At first thought that seemed to be a fair and reasonable analogy but I did feel that it did not quite fit the Earth's climate system and it took me a few minutes to work out the flaw. The Earth may be like an oven but because Earth is exposed to space with a flow of energy out to space it is more like an oven with the door open.

So, the heating element represents the sun, the sides, top and base represent the Earth's oceans, the air in the interior cavity represents the air around the Earth, the flow of air in and out of the open door represents the movement of the air around Earth from surface to space as it transfers energy upwards.

The Implications:

1)The heating element of an oven provides the source of energy that warms up the sides, top, base and the air in the cavity. As the temperature rises towards equilibrium air moves in and out more rapidly until equilibrium is reached between the energy flow from the heating element and the flow of energy out through the open door. Unless the heat is turned up the oven will get no warmer. At that point the heat of the oven is contained primarily in the metallic or other compounds that comprise the sides top and base of the oven. The amount of heat energy contained in the air in the oven is trivial and is constantly being moved out of the oven by the circulation of the air.

2)The triviality of the heat energy in the air is important. If one were to somehow change the conductive characteristics of the air in the oven it would have no significant effect on the equilibrium temperature of the oven. However if one were to change the conductive characteristics of the sides, top and bottom then the change in equilibrium temperature would be significant.

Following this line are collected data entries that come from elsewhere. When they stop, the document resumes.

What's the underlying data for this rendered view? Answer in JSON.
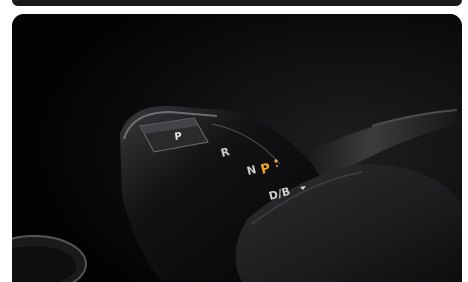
{
  "image": {
    "subject": "gear-selector",
    "gear_labels": {
      "park_button": "P",
      "reverse": "R",
      "neutral": "N",
      "park_indicator": "P",
      "drive": "D/B"
    },
    "colors": {
      "background": "#050505",
      "knob_gloss": "#1c1c1e",
      "leather": "#2a2a2c",
      "active_indicator": "#f2a62a",
      "label_white": "#e8e8e8"
    }
  }
}
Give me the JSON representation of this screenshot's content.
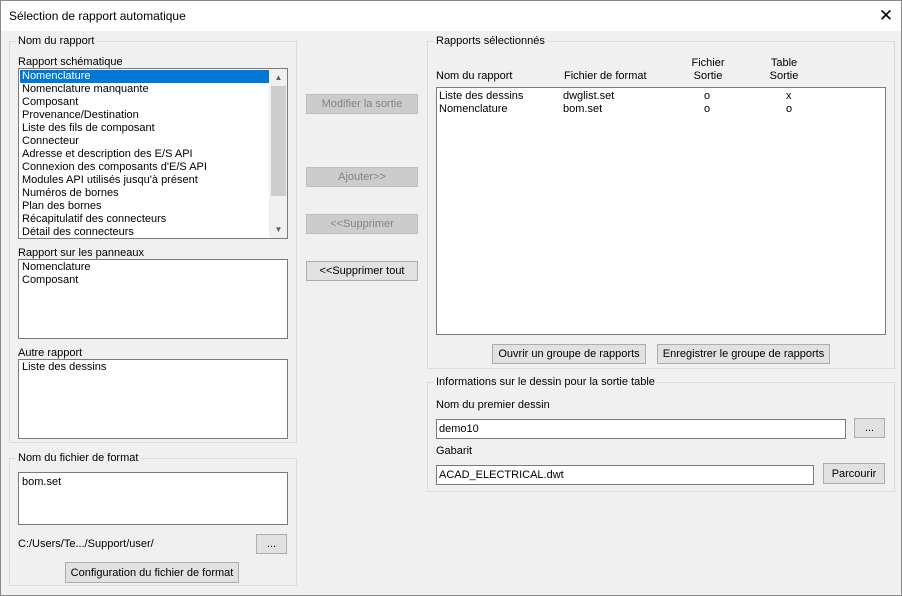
{
  "window": {
    "title": "Sélection de rapport automatique",
    "close_glyph": "✕"
  },
  "left": {
    "group_title": "Nom du rapport",
    "schematic": {
      "label": "Rapport schématique",
      "items": [
        "Nomenclature",
        "Nomenclature manquante",
        "Composant",
        "Provenance/Destination",
        "Liste des fils de composant",
        "Connecteur",
        "Adresse et description des E/S API",
        "Connexion des composants d'E/S API",
        "Modules API utilisés jusqu'à présent",
        "Numéros de bornes",
        "Plan des bornes",
        "Récapitulatif des connecteurs",
        "Détail des connecteurs"
      ],
      "selected": "Nomenclature",
      "scroll_up": "▲",
      "scroll_down": "▼"
    },
    "panel": {
      "label": "Rapport sur les panneaux",
      "items": [
        "Nomenclature",
        "Composant"
      ]
    },
    "other": {
      "label": "Autre rapport",
      "items": [
        "Liste des dessins"
      ]
    },
    "format_group": {
      "title": "Nom du fichier de format",
      "file": "bom.set",
      "path": "C:/Users/Te.../Support/user/",
      "browse_label": "...",
      "config_label": "Configuration du fichier de format"
    }
  },
  "middle": {
    "modify_label": "Modifier la sortie",
    "add_label": "Ajouter>>",
    "remove_label": "<<Supprimer",
    "remove_all_label": "<<Supprimer tout"
  },
  "right": {
    "group_title": "Rapports sélectionnés",
    "headers": {
      "name": "Nom du rapport",
      "format": "Fichier de format",
      "file_out_1": "Fichier",
      "file_out_2": "Sortie",
      "table_out_1": "Table",
      "table_out_2": "Sortie"
    },
    "rows": [
      {
        "name": "Liste des dessins",
        "format": "dwglist.set",
        "file": "o",
        "table": "x"
      },
      {
        "name": "Nomenclature",
        "format": "bom.set",
        "file": "o",
        "table": "o"
      }
    ],
    "open_group_label": "Ouvrir un groupe de rapports",
    "save_group_label": "Enregistrer le groupe de rapports",
    "drawing_info": {
      "title": "Informations sur le dessin pour la sortie table",
      "first_drawing_label": "Nom du premier dessin",
      "first_drawing_value": "demo10",
      "first_drawing_browse": "...",
      "template_label": "Gabarit",
      "template_value": "ACAD_ELECTRICAL.dwt",
      "template_browse": "Parcourir"
    }
  }
}
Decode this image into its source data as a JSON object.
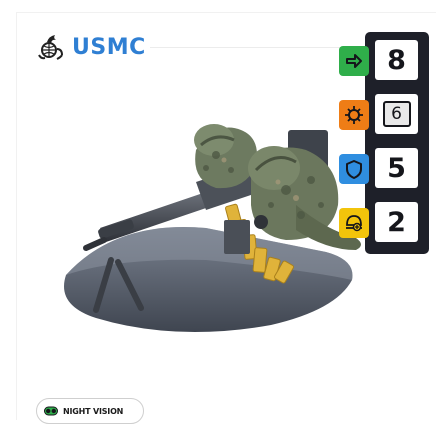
{
  "faction": {
    "name": "USMC",
    "icon": "eagle-globe-anchor-icon",
    "color": "#2f7fd3"
  },
  "miniature": {
    "icon": "machine-gun-team-miniature"
  },
  "stats": [
    {
      "key": "move",
      "icon": "arrow-right-icon",
      "color": "#2fae4a",
      "value": "8",
      "framed": false
    },
    {
      "key": "skill",
      "icon": "burst-target-icon",
      "color": "#ef7d16",
      "value": "6",
      "framed": true
    },
    {
      "key": "armor",
      "icon": "shield-icon",
      "color": "#2f8ee0",
      "value": "5",
      "framed": false
    },
    {
      "key": "wounds",
      "icon": "helmet-cross-icon",
      "color": "#f2c40b",
      "value": "2",
      "framed": false
    }
  ],
  "traits": [
    {
      "label": "NIGHT VISION",
      "icon": "goggles-icon",
      "color": "#2fae4a"
    }
  ]
}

3)So it is with the Earth. The equilibrium temperature is primarily set by the power of the sun combined with the conductive characteristics of the oceans. The contribution from the conductive characteristics of the air around us is insignificant and the contribution from a tiny component wholly irrelevant. Furthermore the energy content of the oceans seems to be in constant flux via multi decadal cycles in each ocean that change the rate of solar energy flow from ocean to air and thereby change the temperature of the air globally to an extent that regularly swamps any changes that could ever be induced by changes in the air alone.

Summary:

1) The greenhouse effect of the air (the definition of atmosphere should include oceans for the purposes of this discussion) depends on the ocean only as a means of getting lots of water vapour into the air. However the greenhouse effect in the air is just an expression of the slowing down of the transmission of energy through the air and water vapour is the main cause of that slowing down. The air is only one section of the whole process that involves energy flowing from sun to oceans to air to space. The air should not be viewed in isolation. It is the slowing down of the transmission of solar energy through the entire planetary system of Earth that sets the equilibrium temperature of the planet.

2) As a separate process there is a slowing down of the transmission of energy through the oceans. That is the Hot Water Bottle Effect.

3) The slowing down effect in the oceans is so huge that it renders the slowing down effect in the air insignificant so that the equilibrium temperature of the planet is set by the oceans and not the air.